What excites me is making an impact on the next generation. When we get to use our portals in a summer institute training class with 50 undergraduate students, they’re actually doing advanced research computing on our Stampede2 cluster. These are students who probably wouldn’t have been able to have that experience otherwise. Using a science gateway is a bit like accessing Facebook or Instagram. You go to a site, log in, and then you get to do your science, without having to figure out the hurdles of the complexity behind it. Not everyone has to have a programming background to be able to use high performance computing.

One of the big milestones for TACC this year is the deployment of Frontera, the top academic supercomputer in the world. What are some of the ways that the ACI group is helping make it successful?

We are so excited for Frontera and the future it has to offer. In ACI, we feel that we play an integral part in offering services beyond the command line to scientists and engineers using Frontera. Our goal is to encourage alternative interfaces such as Jupyter notebooks, running applications through the user portal, giving opportunity for researchers to define workflows, to manage their data, and reduce that steep learning curve. The goal is to have traditional simulation tools, machine learning, geospatial tools, data management capabilities, all available through a user portal interface to Frontera.

By doing so, researchers don’t need to understand how to write a job script, or what flags and parameters are needed.
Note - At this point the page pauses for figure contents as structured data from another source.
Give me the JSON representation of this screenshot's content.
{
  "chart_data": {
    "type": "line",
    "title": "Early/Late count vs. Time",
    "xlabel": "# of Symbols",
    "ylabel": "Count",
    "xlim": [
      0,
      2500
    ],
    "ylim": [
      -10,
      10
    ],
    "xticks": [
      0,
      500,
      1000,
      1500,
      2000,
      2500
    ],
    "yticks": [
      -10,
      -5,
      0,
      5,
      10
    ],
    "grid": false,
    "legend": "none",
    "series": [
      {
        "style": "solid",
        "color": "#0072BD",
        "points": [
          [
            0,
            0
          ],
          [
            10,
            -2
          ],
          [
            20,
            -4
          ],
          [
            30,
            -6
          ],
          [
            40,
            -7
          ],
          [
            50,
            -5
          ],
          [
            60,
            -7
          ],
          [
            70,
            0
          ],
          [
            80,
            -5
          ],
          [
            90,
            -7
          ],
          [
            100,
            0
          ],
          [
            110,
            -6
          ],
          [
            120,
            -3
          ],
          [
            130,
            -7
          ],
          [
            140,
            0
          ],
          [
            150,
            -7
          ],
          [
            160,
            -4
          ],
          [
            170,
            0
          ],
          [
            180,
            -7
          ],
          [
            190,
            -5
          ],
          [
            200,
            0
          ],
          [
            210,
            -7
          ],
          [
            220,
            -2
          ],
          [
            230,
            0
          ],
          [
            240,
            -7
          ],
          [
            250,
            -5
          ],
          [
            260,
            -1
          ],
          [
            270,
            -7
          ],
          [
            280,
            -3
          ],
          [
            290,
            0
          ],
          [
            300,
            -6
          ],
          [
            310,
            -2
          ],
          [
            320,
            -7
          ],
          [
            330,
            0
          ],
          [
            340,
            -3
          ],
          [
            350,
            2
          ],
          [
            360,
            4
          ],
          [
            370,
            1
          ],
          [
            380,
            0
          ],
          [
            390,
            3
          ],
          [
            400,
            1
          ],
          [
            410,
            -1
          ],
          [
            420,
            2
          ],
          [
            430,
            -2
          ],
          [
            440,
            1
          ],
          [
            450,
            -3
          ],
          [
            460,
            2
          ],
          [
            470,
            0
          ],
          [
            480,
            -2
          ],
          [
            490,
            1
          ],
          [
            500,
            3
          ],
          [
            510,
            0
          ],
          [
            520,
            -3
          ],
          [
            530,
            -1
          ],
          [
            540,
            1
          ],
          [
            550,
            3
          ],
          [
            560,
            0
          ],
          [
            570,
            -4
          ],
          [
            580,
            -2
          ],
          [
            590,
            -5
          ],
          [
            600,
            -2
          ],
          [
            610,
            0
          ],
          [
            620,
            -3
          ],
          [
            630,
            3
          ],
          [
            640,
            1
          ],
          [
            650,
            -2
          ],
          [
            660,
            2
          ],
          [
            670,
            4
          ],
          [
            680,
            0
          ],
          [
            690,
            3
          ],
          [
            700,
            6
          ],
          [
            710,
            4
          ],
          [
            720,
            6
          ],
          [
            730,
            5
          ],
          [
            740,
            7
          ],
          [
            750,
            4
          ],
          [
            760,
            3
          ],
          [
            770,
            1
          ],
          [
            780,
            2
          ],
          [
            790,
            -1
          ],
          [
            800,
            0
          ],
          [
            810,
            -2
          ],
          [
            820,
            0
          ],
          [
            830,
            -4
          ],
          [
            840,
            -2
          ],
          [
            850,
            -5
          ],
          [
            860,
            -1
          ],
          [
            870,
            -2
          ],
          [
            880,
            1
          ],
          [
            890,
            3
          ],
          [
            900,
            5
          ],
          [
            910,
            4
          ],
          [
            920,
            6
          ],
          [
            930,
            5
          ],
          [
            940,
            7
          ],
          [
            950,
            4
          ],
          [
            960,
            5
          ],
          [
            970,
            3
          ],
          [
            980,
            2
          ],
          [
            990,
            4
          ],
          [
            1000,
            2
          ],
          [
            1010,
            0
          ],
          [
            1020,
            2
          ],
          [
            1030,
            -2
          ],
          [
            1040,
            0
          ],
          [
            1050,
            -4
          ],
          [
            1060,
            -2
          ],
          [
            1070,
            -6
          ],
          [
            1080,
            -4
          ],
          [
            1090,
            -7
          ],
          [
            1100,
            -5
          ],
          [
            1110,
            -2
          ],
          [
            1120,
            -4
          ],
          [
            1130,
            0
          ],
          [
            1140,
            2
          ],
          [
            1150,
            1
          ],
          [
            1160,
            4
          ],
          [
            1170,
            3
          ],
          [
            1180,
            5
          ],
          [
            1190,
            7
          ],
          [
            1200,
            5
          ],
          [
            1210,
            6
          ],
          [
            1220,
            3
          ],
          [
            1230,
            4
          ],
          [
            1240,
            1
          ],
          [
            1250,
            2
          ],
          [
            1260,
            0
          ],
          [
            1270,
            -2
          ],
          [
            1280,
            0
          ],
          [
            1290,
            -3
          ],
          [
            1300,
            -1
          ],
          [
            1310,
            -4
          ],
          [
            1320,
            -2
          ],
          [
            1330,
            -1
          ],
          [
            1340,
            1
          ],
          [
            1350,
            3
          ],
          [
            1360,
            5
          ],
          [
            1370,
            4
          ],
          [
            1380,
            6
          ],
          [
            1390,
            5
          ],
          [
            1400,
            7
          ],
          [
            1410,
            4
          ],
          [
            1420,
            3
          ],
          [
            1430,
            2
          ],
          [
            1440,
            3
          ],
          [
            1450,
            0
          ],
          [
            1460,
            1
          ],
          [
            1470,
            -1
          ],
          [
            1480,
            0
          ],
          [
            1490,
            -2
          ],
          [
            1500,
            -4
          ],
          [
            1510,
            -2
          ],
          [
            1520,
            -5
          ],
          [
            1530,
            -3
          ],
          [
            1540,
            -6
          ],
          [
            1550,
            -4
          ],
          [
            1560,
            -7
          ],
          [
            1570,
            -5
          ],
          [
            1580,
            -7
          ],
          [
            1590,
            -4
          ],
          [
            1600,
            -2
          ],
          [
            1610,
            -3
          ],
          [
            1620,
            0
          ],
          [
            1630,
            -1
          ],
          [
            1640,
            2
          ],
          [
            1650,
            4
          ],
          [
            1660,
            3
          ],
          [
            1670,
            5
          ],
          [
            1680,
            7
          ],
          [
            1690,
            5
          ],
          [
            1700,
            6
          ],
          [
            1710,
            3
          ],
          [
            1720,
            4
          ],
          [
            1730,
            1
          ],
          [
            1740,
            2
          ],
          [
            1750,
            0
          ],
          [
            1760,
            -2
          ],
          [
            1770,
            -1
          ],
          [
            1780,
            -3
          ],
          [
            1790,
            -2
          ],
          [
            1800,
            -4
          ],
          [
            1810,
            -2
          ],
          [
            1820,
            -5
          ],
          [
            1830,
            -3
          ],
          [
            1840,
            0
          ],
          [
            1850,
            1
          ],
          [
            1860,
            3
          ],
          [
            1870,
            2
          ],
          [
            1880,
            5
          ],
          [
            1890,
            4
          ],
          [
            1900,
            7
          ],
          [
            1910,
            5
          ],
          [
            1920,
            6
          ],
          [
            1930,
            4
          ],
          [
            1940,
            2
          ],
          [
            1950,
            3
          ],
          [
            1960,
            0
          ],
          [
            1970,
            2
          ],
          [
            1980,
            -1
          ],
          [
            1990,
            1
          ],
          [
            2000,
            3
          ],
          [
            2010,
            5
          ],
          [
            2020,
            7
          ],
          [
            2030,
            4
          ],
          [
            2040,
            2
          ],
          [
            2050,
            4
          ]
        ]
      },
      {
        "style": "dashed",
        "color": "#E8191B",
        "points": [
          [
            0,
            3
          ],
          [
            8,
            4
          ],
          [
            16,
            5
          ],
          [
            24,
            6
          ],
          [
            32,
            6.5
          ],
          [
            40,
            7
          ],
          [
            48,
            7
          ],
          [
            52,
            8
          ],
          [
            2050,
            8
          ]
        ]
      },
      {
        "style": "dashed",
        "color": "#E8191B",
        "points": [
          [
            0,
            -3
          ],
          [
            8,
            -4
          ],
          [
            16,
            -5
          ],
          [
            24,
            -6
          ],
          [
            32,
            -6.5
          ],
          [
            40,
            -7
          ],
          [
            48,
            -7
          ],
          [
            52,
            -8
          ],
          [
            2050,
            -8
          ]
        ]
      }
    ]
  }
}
They can fill out a form, specify what data to analyze and say where they want their results. It creates opportunities for individuals to do their science, from generating data to visualizing it through very simple interfaces. For more advanced users, we have API interfaces and tools to build their own gateways to interact with Frontera. Our goal is to make users as productive as possible.

Final thoughts?

What makes ACI so special is our team and the collaborative environment at TACC. Just like building a science gateway involves taking all these components and creating a single interface, having a successful ACI team requires all these other groups at the center. It’s not just us working in a bubble. We collaborate with a wide range of researchers and scientists to deliver services to our users that really make an impact.

Weaving Together Scientific Computing Tools


The new Tapis software platform aims to simplify research computing for scientists and adds a new tool to researchers’ computational tool belt.

Supported by a $2.9 million grant from NSF to TACC, and another $1 million award to the University of Hawaii, Tapis — short for TACC-APIs (application programming interfaces) ⁠— weaves together services and capabilities.

"Tapis allows researchers to run different parts of a single analysis on different computers, across sites — to run near big data, or near sensors, or on a world-class supercomputer, whatever is optimal for their analysis — and to re-run all or part of an analysis later to reproduce a result," said principal investigator Joe Stubbs, manager of the Cloud and Interactive Computing Group at TACC.

Tapis is funded through the Cyberinfrastructure for Sustained Scientific Innovation program, a cross-cutting NSF effort led by the Office of Advanced Cyberinfrastructure.

"By building on prior work and leveraging existing leadership computational resources such as those available at TACC, Tapis contributes to the continuous strengthening of the national cyberinfrastructure, while at the same time lowering the barriers in accessing it," said NSF Program Director Stefan Robila.